Reading During Meeting for Worship

On occasion, our meeting discusses the propriety of reading during meeting for worship. Some people do. They read Friends Journal, for example. Or they read the Bible, or 12-Step materials or poetry, or some even read songbooks. Then sometimes these readers minister to us by reading from their reading material. This bothers some people who don’t ever read during worship. The turning of pages or the “bubble of solitude” that a reader creates annoys some Friends. Other Friends do not notice or don’t care. Reading Friends simply appreciate that there are tools that help them center themselves. We discuss this “issue” once every two years or so at a Ministry and Counsel Committee meeting or during our meeting for worship for business. We decide nothing.

Sitting in meeting recently I remembered that as a child I was intrigued by the use of the verb “to read,” meaning something other than decoding text. My grandmother, for example, might say about a perplexing person, “I just can’t read him.” In school, we learned about sailors “reading” the stars for direction or the morning sky for news of danger in winds and storms. This usage derives from an Old English definition of read that meant to advise or interpret from dreams and riddles. We have evolved it to meaning that we understand the significance of something, or even that we misunderstand something as in “read into.”

Mostly it means decoding a text. I also remembered a time in Washington D .C. when I had a challenging conversation with an Iranian taxi driver about religious texts. When I told him I was a Quaker, he asked, “What is the Sacred Text that Quakers read?” I said that many Friends read the Bible and find truth in it. “Do you live by it as I do the Koran?” he replied. Well, not exactly, I thought to myself, and then tried to discuss continuing revelation while reading the Bible. That was confusing to him. We did come to an agreement that the great Sufi artist, Nusrat Fateh Ali Khan was able to channel Holy Spirit to our hearts with his Sufi music and chants. In a way we could “read” or understand him together although neither of us were Sufis and I could not even understand the Urdu and Persian languages he sang in.

My dad, who never really read any print material except lurid detective stories, used the word read in the context of the rivers he loved to fish on Sundays. He would “read the river” to find out if water had been released from the dam, raising the level to dangerous high water in some areas. He looked at ripples and whirls to discover submerged logs or other obstacles that also might be good fish habitats. Reading the river was part of the challenge and mastery of fishing for him. I t named the infinite and endless changes in the living river. He did not go to church. In my Catholic childhood, I was very worried that he would end up in Hell for this absence from Mass. Later in life I understood that this Sunday peace in nature refreshed his spirit and made it easier to return to his Monday mornings of hard labor.

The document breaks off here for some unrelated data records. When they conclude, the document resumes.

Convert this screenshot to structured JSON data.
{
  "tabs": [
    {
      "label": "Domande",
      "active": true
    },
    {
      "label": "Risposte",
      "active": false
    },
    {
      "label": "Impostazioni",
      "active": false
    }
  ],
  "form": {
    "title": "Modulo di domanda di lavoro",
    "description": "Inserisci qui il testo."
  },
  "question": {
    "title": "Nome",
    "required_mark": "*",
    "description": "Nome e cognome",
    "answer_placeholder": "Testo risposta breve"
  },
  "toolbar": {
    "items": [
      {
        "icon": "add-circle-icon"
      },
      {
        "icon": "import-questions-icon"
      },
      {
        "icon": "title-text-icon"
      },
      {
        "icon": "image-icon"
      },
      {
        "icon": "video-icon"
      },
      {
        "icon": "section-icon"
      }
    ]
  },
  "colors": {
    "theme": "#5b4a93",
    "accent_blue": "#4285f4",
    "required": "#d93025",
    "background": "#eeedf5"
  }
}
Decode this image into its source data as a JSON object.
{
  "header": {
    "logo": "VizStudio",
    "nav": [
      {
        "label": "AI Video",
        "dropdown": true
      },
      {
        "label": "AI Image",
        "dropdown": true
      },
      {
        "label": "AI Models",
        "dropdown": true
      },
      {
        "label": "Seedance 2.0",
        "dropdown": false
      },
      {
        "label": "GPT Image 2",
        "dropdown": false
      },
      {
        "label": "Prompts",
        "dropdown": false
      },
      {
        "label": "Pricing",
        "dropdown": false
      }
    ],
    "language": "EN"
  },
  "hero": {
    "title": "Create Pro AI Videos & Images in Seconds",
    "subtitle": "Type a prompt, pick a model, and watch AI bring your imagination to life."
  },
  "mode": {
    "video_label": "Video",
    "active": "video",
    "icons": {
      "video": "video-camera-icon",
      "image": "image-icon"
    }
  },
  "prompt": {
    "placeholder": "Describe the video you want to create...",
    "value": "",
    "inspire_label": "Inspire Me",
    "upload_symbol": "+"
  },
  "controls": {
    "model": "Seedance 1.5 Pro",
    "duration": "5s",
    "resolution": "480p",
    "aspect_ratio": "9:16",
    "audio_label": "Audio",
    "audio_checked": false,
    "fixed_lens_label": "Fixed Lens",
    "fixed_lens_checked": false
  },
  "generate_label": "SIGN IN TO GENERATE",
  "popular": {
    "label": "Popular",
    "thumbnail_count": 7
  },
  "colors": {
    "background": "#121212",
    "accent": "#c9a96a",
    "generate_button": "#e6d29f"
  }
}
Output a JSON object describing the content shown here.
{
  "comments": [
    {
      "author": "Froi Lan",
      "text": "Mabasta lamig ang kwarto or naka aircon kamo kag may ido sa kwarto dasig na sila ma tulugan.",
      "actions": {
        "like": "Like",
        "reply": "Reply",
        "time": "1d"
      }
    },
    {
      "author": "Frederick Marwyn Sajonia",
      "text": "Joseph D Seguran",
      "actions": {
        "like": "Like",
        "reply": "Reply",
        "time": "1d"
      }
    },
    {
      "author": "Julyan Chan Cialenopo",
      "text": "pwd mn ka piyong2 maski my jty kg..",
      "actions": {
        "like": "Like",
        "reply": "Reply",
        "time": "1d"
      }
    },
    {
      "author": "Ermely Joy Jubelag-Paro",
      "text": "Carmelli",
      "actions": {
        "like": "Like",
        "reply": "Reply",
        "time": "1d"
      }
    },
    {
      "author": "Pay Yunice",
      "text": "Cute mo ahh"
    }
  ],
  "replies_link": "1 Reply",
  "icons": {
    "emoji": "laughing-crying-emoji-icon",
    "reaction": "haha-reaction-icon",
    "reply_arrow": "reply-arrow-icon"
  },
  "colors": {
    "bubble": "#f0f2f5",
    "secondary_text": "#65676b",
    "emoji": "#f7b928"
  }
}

Looking around at the beloved faces in our meeting, some of them reading, some of them reading sacred texts, I realized that we were all reading in our worship. Those with the tools of texts were finding guidance and inspiration to seek truth in their lives. Friends with their hands held empty and up to receive inspiration were reading their own minds and hearts to interrupt the swirling thoughts and depths of Spirit. In the great Ocean of Light we call The Silence, Friends were reading together for an understanding of the great mystery and Love that God gives us.
Patricia Dewees is a member of Athens (Ohio) Meeting.